An Extra Large Problem (The Long Run 2009 Apr)

xlLet me start by saying that I wouldn’t have written this piece at all if I’d just followed my accountant’s—ok, my wife’s—advice, and registered in advance for most—try, any—of the races I’ve entered in the past seven years of running. You might recognize me. I’m the guy who’s always in the race-day registration line five minutes before the race kicks off; the guy who’s sweating as if he’d already raced the first mile. But my eleventh-hour race-day registration strategy is the subject of another piece; I only mention it to introduce what I really want to chat about: The extra large race t-shirt.

You know what I mean, all of you diminutive—and itinerant—runners who’d love nothing more than to boast of your participation in the weekend’s big running event, but can’t for fear of tripping over the hem of your own t-shirt, or of catching something—a stick-shift or a passing child, say—up in its voluminous sleeves.

Ever puzzle over whether or not to wear your race t-shirt during the race itself? If your t-shirt is several sizes too large, I don’t recommend it, unless you’re dying to experience the view from the back. But go ahead if you must. Just don’t complain that you look like a wind sock in race photo profiles. When the finish line volunteer asks if you got lost, you can wittily answer—only in my t-shirt. And when that volunteer informs you that you are the race’s final finisher, you may answer with justifiable indignation, “What, I don’t get a ribbon for having just swam 5,000 meters—in my t-shirt?” If nothing else, you can boast of having a winning sense of humor—ok, maybe not.

I could go on, but you get the point. This is a cry for help, a call to arms—arms that don’t fall past our elbows! Are you listening race directors? Runners are small people—at least we’re trying to be. Ok, granted, not all of us are small.

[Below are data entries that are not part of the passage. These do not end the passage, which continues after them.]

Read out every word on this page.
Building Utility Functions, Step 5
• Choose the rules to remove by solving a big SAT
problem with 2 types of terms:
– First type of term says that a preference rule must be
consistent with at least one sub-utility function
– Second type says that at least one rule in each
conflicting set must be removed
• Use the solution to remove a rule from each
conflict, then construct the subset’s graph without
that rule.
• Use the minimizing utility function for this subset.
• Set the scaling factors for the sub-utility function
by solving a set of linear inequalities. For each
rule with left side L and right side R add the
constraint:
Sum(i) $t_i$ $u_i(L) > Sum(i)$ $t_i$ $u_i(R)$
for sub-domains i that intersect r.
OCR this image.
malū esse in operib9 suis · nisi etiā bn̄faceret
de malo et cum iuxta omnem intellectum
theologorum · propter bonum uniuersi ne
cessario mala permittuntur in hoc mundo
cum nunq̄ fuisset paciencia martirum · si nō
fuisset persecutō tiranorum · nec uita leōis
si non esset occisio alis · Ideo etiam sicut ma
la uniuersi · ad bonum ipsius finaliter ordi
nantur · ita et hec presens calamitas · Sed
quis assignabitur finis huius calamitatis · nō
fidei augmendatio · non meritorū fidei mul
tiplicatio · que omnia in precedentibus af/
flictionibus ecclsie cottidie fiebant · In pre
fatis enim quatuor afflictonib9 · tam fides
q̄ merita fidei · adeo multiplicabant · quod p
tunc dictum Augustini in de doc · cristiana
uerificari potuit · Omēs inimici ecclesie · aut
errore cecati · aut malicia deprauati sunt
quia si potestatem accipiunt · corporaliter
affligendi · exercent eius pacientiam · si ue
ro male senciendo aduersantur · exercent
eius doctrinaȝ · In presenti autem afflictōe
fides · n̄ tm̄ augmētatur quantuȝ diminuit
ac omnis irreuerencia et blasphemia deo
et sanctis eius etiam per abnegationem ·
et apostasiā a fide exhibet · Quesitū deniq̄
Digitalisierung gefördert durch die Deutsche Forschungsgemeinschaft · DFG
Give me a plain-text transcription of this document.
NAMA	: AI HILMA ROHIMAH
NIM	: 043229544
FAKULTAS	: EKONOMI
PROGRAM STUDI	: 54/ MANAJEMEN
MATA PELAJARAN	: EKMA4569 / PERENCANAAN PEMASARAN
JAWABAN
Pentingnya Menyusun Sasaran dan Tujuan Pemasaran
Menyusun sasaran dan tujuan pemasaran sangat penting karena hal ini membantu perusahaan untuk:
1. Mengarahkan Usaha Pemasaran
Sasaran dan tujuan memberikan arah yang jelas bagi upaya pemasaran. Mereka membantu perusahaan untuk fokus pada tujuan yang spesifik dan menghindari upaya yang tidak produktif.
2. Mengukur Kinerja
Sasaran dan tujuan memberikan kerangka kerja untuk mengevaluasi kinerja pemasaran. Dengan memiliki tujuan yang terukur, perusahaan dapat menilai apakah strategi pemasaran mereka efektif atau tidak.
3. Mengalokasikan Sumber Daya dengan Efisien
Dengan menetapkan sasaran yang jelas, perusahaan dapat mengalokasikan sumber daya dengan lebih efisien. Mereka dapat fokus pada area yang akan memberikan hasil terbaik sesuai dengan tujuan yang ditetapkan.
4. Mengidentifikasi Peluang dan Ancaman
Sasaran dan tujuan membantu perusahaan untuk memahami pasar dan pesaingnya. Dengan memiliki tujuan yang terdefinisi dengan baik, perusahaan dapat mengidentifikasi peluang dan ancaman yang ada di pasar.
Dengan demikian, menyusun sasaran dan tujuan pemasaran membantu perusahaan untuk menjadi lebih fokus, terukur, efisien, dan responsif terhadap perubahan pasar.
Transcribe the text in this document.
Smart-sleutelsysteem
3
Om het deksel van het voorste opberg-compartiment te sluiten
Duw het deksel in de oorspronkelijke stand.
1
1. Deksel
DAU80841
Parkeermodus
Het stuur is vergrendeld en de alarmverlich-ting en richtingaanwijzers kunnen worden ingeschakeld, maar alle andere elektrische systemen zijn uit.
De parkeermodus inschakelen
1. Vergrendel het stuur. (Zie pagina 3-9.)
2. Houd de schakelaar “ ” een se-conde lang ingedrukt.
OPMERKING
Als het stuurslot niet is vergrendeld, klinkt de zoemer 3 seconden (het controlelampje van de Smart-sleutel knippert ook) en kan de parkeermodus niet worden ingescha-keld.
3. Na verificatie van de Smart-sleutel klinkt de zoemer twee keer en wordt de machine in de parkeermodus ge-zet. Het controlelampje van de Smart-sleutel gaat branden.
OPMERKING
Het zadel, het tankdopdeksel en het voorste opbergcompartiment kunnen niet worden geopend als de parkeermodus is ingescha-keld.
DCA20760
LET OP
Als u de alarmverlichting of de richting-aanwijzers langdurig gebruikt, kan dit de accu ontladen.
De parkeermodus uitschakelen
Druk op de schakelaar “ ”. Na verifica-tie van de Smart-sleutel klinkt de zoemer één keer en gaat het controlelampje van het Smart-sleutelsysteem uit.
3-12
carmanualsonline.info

But there are enough of us small people to call dibs on your stock of small and medium t-shirts long before the average race-day registrant has breakfasted and, in a bold stroke of prompt and decisive action, set his sights on that race scheduled to begin in one hour.

This is a big problem–an extra large problem, if you like. If you early registrants don’t believe me, just try registering on race day. When you get to the front of the t-shirt line, you’ll probably find that it’s slim—ah, better make that not-so-slim–pickings.

Of course I could start registering on time, bite my tongue, and hope it all comes out in the wash. But—and here’s the action item–what would be wrong with ordering a dozen fewer extra larges for the next race and a dozen more smalls and mediums? If the strategy goes wrong, just give out the extra larges left over from last year.